Scegli le tue tappe. Cammini. La voce rivela ciò che gli altri perdono.



Quanto tempo hai a disposizione a Kyoto?
Il tuo tour audio autoguidato di Kyoto è pronto — scegli i tuoi punti di interesse, seleziona la tua lingua e inizia nel momento in cui arrivi.
AcquistaLa storia di Kyoto
Nella notte del 2 luglio 1950, un monaco novizio di 22 anni appiccò il fuoco al Padiglione d'Oro, riducendo in cenere sei secoli di legname dorato. Kyoto lo ricostruì entro il 1955, più splendente di prima. Quell'istinto ti dice quasi tutto ciò che devi sapere su questa città: brucia e risorge dalle sue ceneri da quando l'imperatore Kanmu la chiamò Heian-kyo, la "capitale della pace", nel 794. Per più di mille anni fu la sede della corte imperiale. Oggi custodisce diciassette monumenti patrimonio dell'UNESCO, un quartiere di geishe ancora attivo e 30.000 porte vermilion che scalano una montagna. Vieni per i templi. Resta per la caparbietà.
Una capitale costruita su una griglia cinese
Nel 794, l'imperatore Kanmu spostò la sua corte da Nagaoka-kyo e fondò una nuova capitale che chiamò Heian-kyo, "la capitale della pace e della tranquillità". La dispose su una griglia ispirata a Chang'an, la capitale della dinastia Tang in Cina, un rettangolo ordinato di circa 4,5 chilometri da est a ovest e 5,2 da nord a sud. Il nome rimase legato a un'epoca: il periodo Heian, la lunga età d'oro aristocratica del Giappone, quando la poesia di corte e La storia di Genji dettarono il tono per secoli di gusto giapponese.

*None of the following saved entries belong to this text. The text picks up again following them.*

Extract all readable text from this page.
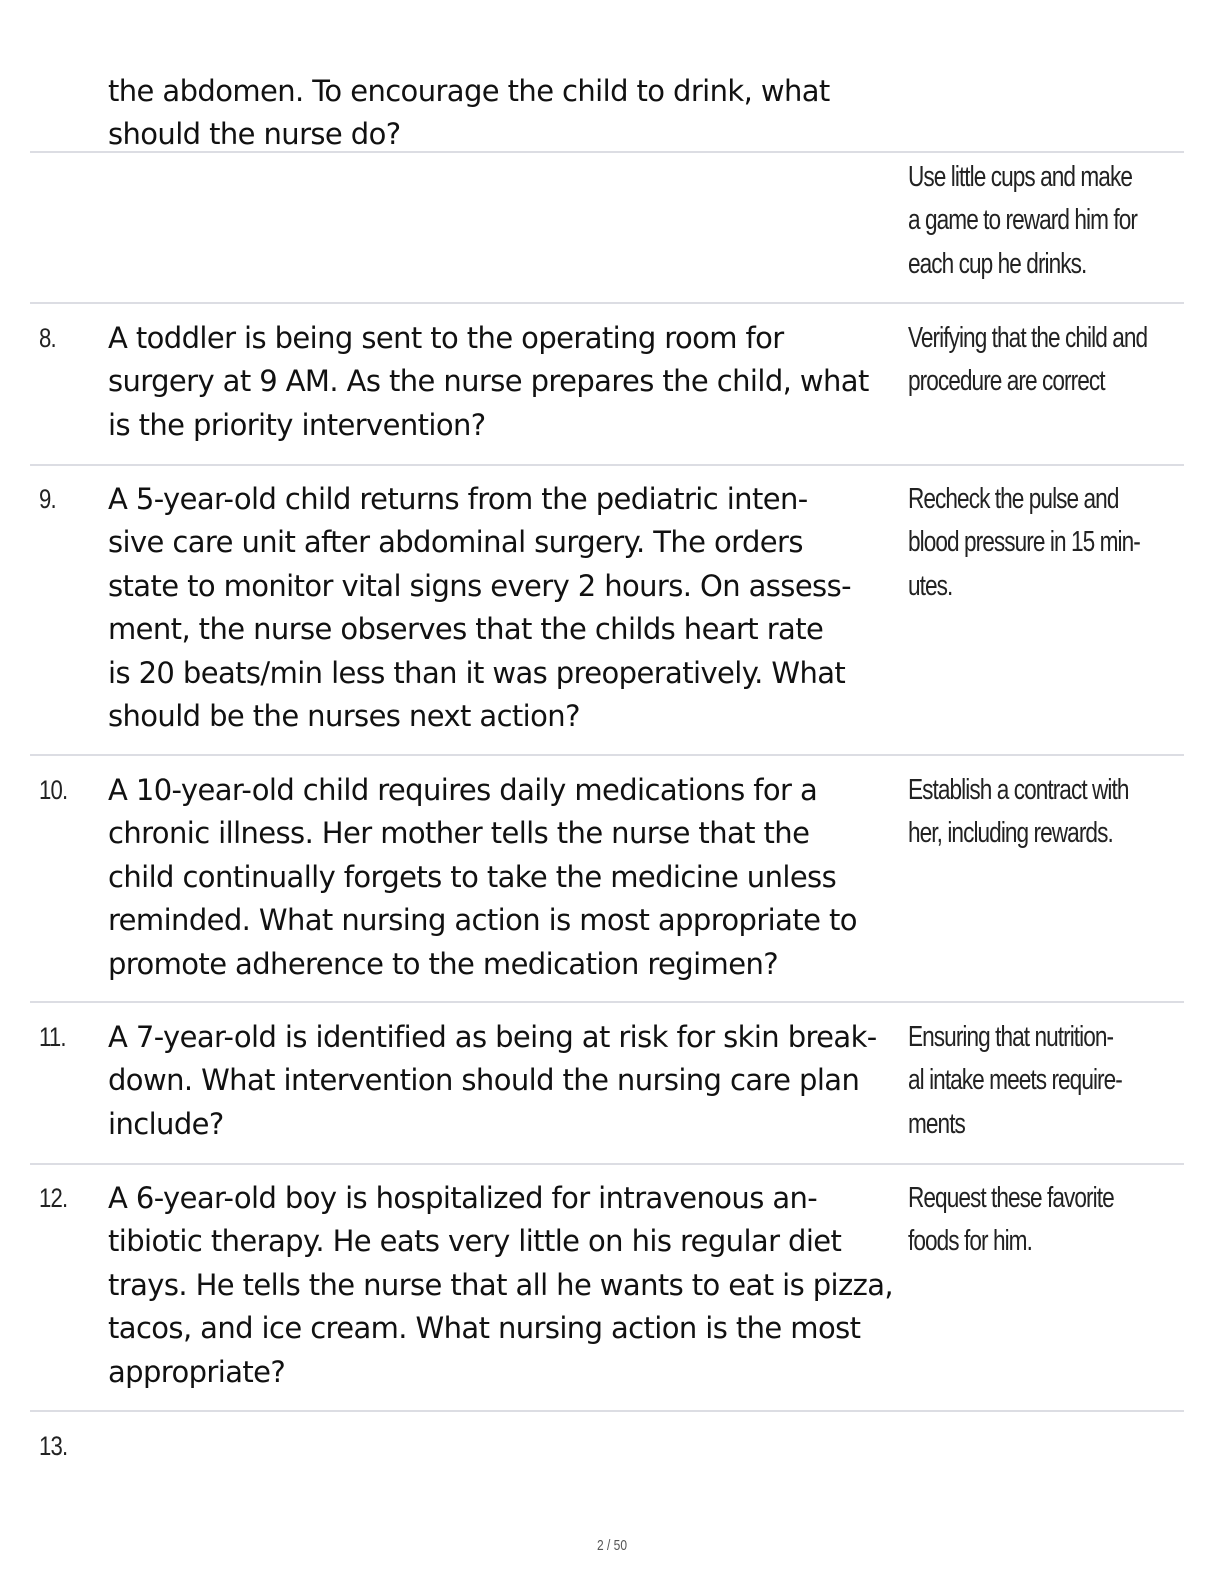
the abdomen. To encourage the child to drink, what
should the nurse do?
Use little cups and make
a game to reward him for
each cup he drinks.
8. A toddler is being sent to the operating room for
surgery at 9 AM. As the nurse prepares the child, what
is the priority intervention?
Verifying that the child and
procedure are correct
9. A 5-year-old child returns from the pediatric inten-
sive care unit after abdominal surgery. The orders
state to monitor vital signs every 2 hours. On assess-
ment, the nurse observes that the childs heart rate
is 20 beats/min less than it was preoperatively. What
should be the nurses next action?
Recheck the pulse and
blood pressure in 15 min-
utes.
10. A 10-year-old child requires daily medications for a
chronic illness. Her mother tells the nurse that the
child continually forgets to take the medicine unless
reminded. What nursing action is most appropriate to
promote adherence to the medication regimen?
Establish a contract with
her, including rewards.
11. A 7-year-old is identified as being at risk for skin break-
down. What intervention should the nursing care plan
include?
Ensuring that nutrition-
al intake meets require-
ments
12. A 6-year-old boy is hospitalized for intravenous an-
tibiotic therapy. He eats very little on his regular diet
trays. He tells the nurse that all he wants to eat is pizza,
tacos, and ice cream. What nursing action is the most
appropriate?
Request these favorite
foods for him.
13.
2 / 50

Heian-kyo rimase la capitale imperiale ufficiale dal 794 al 1869, anche se il potere reale scivolò ai samurai attraverso tre shogunati successivi. L'imperatore rimase a Kyoto. I signori della guerra governavano da altrove. Quel divario tra potere simbolico e effettivo attraversa tutta la storia.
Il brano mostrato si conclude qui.